Livro é remédio. Quem não sabe? Se o amigo anda sorumbático, nada como servir-se da crônica Entre remédios e venenos literários, pág. 183. Ali a poeta relata o feito de duas amigas inglesas que, no tempo da faculdade, elas se divertiam imaginando que ler tal ou qual livro poderia ser 'curativo' para tal ou qual enfermidade. Com o tempo, foram estudando e, por fim, são hoje biblioterapeutas e "desde então vêm prescrevendo livros como unguentos". Mas, alerta, a diferença entre remédio e veneno é só uma questão de dose. "Depende de quem a ministra. Depende também, claro, de não tratar vírus com vermífugo [ivermectina] ou com remédio para a malária [cloroquina]. Caso contrário, a biblioterapia pode virar biblioludíbrio". Ou seja, uma forma de biblioengodo, uma perversão dos tratamentos.

Feitas as ressalvas, destaca Ianelli que "Ella Berthoud e Susan Elderkin lançaram [2016] Remédios Literários, um manual de biblioterapia para maleitas de A a Z...manual de socorros literários...aos melancólicos do próprio aniversário...a prescrição é a leitura de Os filhos da meia-noite de Salman Rushdie. Às recém-chegadas à menopausa, O verão antes das trevas de Doris Lessing...", e assim por diante.

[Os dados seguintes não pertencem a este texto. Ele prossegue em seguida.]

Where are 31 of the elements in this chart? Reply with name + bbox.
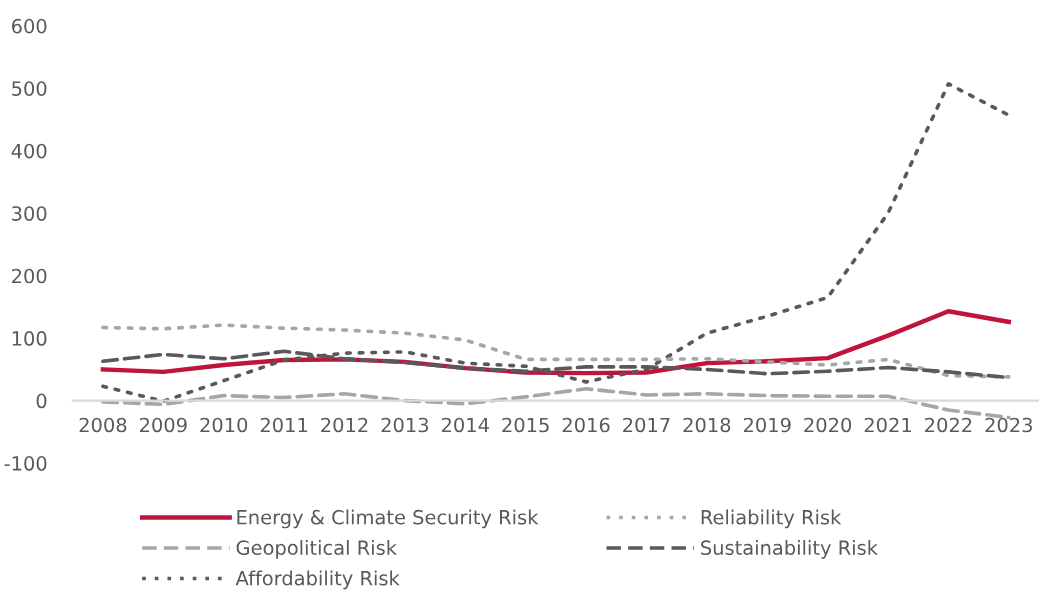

Mas a poeta arrebenta em Democraticamente armados. Aqui diz: "agora esta infestação de armas numa gigantesca barbárie autorizada. É o polícia que hoje abertamente se excede ou se antecipa, é a adolescente de classe média toda paramentada treinando tiro... gente que gosta de caça, de ameaça, da farsa de autodefesa e do embuste chamado bala perdida". Simples avaliar: não existe bala perdida, e sim bala orquestrada, com efeito mortal e intimidante, o que te faz temer sair de casa, porque constantemente te fazem lembrar que és o vulnerável, sinalizando quem tem o poder.

É um livro pulsante, perturbador, cujo valor pedagógico me trouxe a grata recordação do filósofo e matemático francês, Marquês de Condorcet, que já no século 16 ensinava que a verdadeira educação produzia alunos indóceis e difíceis de governar. Este Turno da madrugada, se bem o percebo, te estimula a ser exigente para contigo e para com os demais, de modo que a alma só venha merecer descanso após detido e constante trabalho de avaliação das circunstâncias todas do eu.

Um oxímoro: um livro do opressivo alívio na madrugada da poeta em prosa.